RSA encoded string is


"2cLZG>>['u)FAg]=`aFS]ann_98,\x7f}T(*,4r_X0~"

In [110]:
msg_decode = rsa_encode(msg_rsa, d, n)
print('Decrypted message')
print(msg_decode)
convert_numbers_to_strings(msg_decode)

Decrypted message
[8404957845, 7597868130, 8846887309, 9434293021, 7365416113, 7574504983, 8707796306, 2089659]


'Hello, I have to say something secret!!'

## Summary of RSA

Note that RSA depends on finding two large prime numbers $p, q$ wherein $n = pq$. 
We then generate the key by choosing a number $e$ relatively prime with $n$ and $\varphi(n) = (p-1)(q-1)$.
Using extended Euclid's algorithm yields us the decryption key $d$. 

We reveal $(e, n)$ to the world and keep $(d, n)$ as a secret.

We get that a message encrypted with the public key is decrypted with the private key.

## Security of RSA

The security of a public-key cryptosystem depends on the hardness of finding the secret key just knowing private key. How does RSA fare in this respect?

Suppose we known $(e, n)$, can we guess the private key $(d, n)$? As it turns out, this is equivalent to finding the factors $p,q $ of  $n$.
  - If we know $p, q$, we can always run through the same process with $e$, the Euclidean GCD algorithm to find $d$.
  - If we knew $d$ then, we know that $e \times d = 1 + v \varphi(n)$. Therefore, knowing $e, d$, we can find $\varphi(n) = (p-1)(q-1)$. Knowing $n, \varphi(n)$, we can find $p, q$.
  
  
 
 
<div class="alert alert-block alert-warning">
 
 Therefore, breaking RSA security is computationally equivalent to factoring a number $n$ that is known to be the product of two prime numbers. Such numbers are called <i> semi-prime numbers</i>.  We do not know if there is an efficient algorithm to factor semi-prime numbers. Here efficient means an algorithm that runs in time polynomial in the number of bits of $n$
</div>

Does this mean that no such algorithm exists? This remains an open question in computer science. We know that factoring numbers is a hard problem and 50 years of efforts have not yielded algorithms that are practical on current computers.
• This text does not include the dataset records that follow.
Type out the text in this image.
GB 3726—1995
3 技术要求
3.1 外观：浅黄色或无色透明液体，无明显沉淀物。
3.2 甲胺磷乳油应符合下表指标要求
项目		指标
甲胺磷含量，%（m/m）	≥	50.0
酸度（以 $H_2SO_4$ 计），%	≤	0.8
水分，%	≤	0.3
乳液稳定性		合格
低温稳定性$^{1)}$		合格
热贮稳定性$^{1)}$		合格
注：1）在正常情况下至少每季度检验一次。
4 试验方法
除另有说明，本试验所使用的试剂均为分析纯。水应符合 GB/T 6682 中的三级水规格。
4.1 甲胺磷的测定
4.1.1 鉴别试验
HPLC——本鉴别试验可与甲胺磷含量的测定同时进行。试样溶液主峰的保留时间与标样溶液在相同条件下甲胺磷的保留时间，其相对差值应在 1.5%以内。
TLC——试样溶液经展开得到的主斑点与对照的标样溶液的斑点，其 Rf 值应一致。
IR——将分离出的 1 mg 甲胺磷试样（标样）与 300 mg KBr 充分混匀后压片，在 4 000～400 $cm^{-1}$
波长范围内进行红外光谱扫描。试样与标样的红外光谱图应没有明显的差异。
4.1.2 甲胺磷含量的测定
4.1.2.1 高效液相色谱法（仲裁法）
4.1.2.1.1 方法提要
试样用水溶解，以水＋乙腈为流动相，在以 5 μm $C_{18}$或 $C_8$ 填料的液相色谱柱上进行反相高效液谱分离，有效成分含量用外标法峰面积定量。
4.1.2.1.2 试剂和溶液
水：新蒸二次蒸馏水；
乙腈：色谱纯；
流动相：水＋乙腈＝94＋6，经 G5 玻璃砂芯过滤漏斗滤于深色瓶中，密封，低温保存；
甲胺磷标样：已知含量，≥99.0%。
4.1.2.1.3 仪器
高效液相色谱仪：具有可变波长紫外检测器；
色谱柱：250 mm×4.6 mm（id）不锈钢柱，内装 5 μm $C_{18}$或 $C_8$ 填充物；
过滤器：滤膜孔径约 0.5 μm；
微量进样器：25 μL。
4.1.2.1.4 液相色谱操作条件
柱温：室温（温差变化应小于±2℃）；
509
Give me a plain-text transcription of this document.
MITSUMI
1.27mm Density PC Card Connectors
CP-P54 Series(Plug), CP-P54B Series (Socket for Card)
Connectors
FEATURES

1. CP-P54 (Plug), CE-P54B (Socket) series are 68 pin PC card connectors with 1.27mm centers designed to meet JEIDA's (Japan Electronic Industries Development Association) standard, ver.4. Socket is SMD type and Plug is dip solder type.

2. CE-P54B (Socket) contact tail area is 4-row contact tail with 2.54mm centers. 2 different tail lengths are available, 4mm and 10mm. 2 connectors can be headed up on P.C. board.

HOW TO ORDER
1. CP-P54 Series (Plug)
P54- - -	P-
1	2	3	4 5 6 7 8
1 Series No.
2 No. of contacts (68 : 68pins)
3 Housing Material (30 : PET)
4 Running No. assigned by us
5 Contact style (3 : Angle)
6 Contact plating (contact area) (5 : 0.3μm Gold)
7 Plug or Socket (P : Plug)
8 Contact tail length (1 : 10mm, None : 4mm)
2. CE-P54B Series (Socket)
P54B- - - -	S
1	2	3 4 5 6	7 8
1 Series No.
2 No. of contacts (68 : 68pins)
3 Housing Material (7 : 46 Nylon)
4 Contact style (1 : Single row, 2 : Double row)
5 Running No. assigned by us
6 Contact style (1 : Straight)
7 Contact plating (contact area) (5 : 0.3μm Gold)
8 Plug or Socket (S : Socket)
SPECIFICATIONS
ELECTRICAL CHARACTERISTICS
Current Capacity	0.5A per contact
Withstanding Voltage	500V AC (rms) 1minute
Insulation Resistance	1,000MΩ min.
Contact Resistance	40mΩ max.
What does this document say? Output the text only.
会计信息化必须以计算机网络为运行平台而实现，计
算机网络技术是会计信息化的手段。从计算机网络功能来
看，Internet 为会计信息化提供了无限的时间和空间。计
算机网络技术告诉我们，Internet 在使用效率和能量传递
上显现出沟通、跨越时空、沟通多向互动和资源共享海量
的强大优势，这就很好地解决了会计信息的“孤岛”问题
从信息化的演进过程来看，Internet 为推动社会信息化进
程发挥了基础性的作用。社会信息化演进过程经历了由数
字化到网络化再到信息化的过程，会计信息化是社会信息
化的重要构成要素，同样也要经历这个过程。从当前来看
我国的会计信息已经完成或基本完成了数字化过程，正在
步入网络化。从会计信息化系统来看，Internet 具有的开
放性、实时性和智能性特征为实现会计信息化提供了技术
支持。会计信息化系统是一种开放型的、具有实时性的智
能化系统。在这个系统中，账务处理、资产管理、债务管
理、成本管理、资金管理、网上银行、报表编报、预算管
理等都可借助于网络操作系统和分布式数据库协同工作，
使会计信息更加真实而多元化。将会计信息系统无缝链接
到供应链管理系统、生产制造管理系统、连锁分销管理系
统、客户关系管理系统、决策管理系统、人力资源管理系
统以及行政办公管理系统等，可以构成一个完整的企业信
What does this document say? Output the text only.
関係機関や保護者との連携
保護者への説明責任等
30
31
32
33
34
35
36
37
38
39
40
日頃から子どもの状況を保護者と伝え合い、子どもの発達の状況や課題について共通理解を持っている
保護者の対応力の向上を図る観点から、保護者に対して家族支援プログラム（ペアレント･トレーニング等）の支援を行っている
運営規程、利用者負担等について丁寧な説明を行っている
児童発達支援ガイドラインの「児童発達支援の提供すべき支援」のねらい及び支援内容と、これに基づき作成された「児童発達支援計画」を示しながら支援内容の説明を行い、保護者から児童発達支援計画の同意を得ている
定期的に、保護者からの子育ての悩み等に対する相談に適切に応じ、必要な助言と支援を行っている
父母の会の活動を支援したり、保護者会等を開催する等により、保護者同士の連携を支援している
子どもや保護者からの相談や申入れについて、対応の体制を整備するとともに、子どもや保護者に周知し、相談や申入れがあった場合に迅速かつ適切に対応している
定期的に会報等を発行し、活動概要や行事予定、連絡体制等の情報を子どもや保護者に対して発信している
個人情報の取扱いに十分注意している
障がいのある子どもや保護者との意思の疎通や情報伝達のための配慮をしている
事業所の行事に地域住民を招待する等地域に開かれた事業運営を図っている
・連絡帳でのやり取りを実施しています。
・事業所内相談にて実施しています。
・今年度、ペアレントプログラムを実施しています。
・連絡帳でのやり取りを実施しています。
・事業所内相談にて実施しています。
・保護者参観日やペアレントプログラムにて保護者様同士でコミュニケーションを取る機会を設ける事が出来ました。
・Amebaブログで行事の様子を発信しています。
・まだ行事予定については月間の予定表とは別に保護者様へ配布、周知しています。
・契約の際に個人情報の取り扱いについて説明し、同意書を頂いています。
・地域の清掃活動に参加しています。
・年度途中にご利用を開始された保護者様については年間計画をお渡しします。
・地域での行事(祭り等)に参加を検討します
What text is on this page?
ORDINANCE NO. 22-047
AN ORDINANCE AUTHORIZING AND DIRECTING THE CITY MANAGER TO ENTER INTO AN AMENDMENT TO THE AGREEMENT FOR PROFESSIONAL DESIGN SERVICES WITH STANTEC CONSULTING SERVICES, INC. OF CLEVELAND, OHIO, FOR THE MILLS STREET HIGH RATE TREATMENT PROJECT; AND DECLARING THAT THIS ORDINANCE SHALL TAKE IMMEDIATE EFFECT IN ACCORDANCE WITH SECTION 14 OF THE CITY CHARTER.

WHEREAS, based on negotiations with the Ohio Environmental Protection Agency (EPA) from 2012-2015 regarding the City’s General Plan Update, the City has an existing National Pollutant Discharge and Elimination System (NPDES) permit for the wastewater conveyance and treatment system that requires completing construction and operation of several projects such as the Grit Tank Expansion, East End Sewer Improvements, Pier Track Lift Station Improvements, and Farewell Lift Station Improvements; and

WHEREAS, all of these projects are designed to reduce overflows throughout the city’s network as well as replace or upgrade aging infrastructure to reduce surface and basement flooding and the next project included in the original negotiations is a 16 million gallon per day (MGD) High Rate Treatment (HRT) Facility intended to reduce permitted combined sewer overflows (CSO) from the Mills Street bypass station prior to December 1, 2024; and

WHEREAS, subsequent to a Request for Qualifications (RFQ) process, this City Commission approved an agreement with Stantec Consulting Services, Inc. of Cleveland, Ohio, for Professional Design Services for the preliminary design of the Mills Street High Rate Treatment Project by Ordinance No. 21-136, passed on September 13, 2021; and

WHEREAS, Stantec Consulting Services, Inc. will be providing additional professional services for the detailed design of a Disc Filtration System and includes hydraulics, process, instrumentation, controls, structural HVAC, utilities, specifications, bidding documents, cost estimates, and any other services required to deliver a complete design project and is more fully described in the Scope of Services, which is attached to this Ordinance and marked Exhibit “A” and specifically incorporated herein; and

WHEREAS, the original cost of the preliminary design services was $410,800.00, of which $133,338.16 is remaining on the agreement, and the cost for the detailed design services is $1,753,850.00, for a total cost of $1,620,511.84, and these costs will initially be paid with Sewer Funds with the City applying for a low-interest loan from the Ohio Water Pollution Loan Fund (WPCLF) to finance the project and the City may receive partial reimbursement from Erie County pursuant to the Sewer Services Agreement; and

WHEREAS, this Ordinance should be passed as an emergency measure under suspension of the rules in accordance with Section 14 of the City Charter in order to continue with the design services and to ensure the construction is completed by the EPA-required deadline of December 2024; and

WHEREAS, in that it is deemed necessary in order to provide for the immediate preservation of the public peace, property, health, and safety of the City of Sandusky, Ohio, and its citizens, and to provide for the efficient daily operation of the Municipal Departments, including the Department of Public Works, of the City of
However, note that there are known efficient algorithms for factoring numbers on a _quantum computer_. In fact, this is the topic we will explore next.

## Finding Prime Numbers

We will briefly talk about how to find large prime numbers. This involves generating numbers starting from a randomly chosen odd number and testing if the generated numbers are prime. The most practical algorithm for primality testing is called the _Rabin-Miller Primality Test_ It runs very fast but has a small probability of accepting a number as prime when it is actually not a prime. This probability can be made as small as one wishes by repeating the test. The _Aggarwal-Khayal-Saxena_ (AKS) test is a deterministic test that is theoretically efficient and does not rely on randomness. But to our knowledge it is not used in practical implementations of RSA.